Merangin,Jambi, tipikorinvestigasinews.id — Riuh dugaan ketidakadilan menggema dari dapur pelaksana program Makan Bergizi Gratis (MBG) di SPPG Pasar Masurai II, Kecamatan Lembah Masurai, Kabupaten Merangin, Provinsi Jambi.
Seorang relawan, Yopi Januarta, mengaku menerima sanksi paling berat berupa Surat Peringatan 3 (SP3) sesaat setelah memprotes absensi kerja yang tidak dibayar serta perlakuan verbal yang dinilai tidak manusiawi. Hal tersebut disampaikannya saat dikonfirmasi pada Rabu sore, 15 April 2026, di Kecamatan Lembah Masurai, Kabupaten Merangin, Provinsi Jambi.
Menurut penuturan Yopi, dirinya bersama sejumlah relawan lain telah menjalankan tugas selama empat hari dan melakukan absensi sebagaimana mestinya. Namun, hak yang seharusnya diterima belum juga dibayarkan. Kekecewaan tersebut kemudian ia sampaikan kepada pihak internal SPPG.
Alih-alih mendapatkan jawaban, Yopi mengaku justru menghadapi situasi yang memanas. Ia menyebut adanya ucapan-ucapan kasar yang terlontar dari pihak internal.
“Kami dipanggil dengan kata-kata tidak pantas, seperti anjing, babi, anak pantek, bahkan kata-kata yang menyebut alat kelamin laki-laki,” ungkapnya.
Di tengah kondisi tersebut, konflik juga dipicu oleh persoalan makanan MBG yang tidak terdistribusi.
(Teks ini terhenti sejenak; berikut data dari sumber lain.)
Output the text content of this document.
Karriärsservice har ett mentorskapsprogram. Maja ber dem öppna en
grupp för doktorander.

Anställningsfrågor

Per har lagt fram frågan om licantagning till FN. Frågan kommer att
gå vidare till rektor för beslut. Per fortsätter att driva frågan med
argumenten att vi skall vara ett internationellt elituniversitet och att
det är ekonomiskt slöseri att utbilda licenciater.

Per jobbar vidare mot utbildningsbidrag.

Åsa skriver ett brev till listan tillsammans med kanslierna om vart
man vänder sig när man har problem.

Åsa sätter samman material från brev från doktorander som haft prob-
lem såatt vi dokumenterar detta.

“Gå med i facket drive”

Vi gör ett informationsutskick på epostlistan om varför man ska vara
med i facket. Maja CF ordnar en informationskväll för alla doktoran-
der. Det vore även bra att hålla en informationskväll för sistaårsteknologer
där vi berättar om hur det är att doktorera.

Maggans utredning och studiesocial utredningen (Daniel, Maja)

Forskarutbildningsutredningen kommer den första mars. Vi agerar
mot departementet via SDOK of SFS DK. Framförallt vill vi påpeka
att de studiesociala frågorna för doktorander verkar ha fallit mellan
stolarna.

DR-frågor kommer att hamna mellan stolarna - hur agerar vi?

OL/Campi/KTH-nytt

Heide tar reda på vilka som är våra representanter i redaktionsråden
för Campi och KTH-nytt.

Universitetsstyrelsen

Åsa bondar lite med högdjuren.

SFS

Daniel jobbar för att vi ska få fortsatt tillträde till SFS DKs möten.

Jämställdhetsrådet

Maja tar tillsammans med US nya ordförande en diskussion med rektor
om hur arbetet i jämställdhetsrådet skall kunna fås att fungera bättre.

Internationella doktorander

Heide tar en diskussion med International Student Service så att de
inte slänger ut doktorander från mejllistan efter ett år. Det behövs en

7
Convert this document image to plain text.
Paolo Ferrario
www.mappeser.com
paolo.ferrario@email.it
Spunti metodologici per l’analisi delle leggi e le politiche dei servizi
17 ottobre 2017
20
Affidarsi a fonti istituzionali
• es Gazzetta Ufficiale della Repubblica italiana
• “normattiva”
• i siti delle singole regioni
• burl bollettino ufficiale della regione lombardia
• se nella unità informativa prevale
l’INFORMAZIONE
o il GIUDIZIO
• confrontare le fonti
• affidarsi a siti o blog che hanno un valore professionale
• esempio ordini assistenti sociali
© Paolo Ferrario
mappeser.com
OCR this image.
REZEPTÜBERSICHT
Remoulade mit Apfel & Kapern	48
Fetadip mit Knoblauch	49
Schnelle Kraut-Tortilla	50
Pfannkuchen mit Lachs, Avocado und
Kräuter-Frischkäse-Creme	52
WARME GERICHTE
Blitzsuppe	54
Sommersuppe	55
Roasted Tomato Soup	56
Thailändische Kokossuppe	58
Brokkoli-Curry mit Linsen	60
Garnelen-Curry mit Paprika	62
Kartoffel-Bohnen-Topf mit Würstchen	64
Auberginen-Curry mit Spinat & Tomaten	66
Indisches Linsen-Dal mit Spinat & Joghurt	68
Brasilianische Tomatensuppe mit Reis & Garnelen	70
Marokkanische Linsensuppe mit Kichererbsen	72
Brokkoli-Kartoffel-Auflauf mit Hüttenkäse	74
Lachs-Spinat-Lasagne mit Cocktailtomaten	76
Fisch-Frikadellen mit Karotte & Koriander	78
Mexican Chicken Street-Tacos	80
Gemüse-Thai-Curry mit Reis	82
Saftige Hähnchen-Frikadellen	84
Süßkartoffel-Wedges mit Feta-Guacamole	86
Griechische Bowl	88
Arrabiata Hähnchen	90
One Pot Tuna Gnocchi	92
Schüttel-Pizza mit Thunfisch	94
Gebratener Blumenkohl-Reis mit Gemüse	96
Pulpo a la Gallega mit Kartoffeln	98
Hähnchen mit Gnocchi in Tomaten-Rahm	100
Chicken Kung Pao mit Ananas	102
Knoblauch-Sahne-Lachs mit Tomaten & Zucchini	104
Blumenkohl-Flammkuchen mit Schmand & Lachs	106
Dalam situasi itu, relawan disebut sempat mendapat izin dari akuntan bernama Rani untuk mengonsumsi makanan agar tidak terbuang. Namun, kebijakan tersebut berubah setelah ahli gizi bernama Rindu melarang tindakan tersebut.
Perubahan aturan yang mendadak ini memicu protes dari Yopi. Ia mempertanyakan kejelasan kebijakan yang dinilai tidak konsisten. Namun, respons yang diterima justru di luar dugaan.
Kepala SPPG Pasar Masurai II, Aldi Hauzario, disebut langsung menjatuhkan SP3 bernomor 002/SP/PM/2026 tanpa melalui tahapan SP1 dan SP2. Dalam surat tersebut, Yopi dituding memiliki etika buruk, ikut campur urusan yang bukan wilayahnya, serta dinilai memiliki “attitude minus”.
Aktivis HMI Cabang Bangko itu mengaku telah berupaya meminta penjelasan terkait dasar sanksi tersebut. Namun, ia menyebut tidak mendapatkan klarifikasi yang memadai.
“Saya tanya baik-baik, tapi tidak dijelaskan. Seolah dihindari,” katanya.
Persoalan ini kini menjadi sorotan. Dugaan maladministrasi, penerapan sanksi tanpa prosedur, hingga kekerasan verbal mencuat ke permukaan. Publik mempertanyakan bagaimana mekanisme pembinaan di SPPG dapat berjalan tanpa tahapan yang jelas.
Hingga berita ini diterbitkan, pihak Kepala SPPG Pasar Masurai II, Aldi Hauzario, serta pihak terkait lainnya belum memberikan keterangan resmi terkait permasalahan tersebut. Redaksi masih berupaya melakukan konfirmasi guna memperoleh penjelasan berimbang dari semua pihak.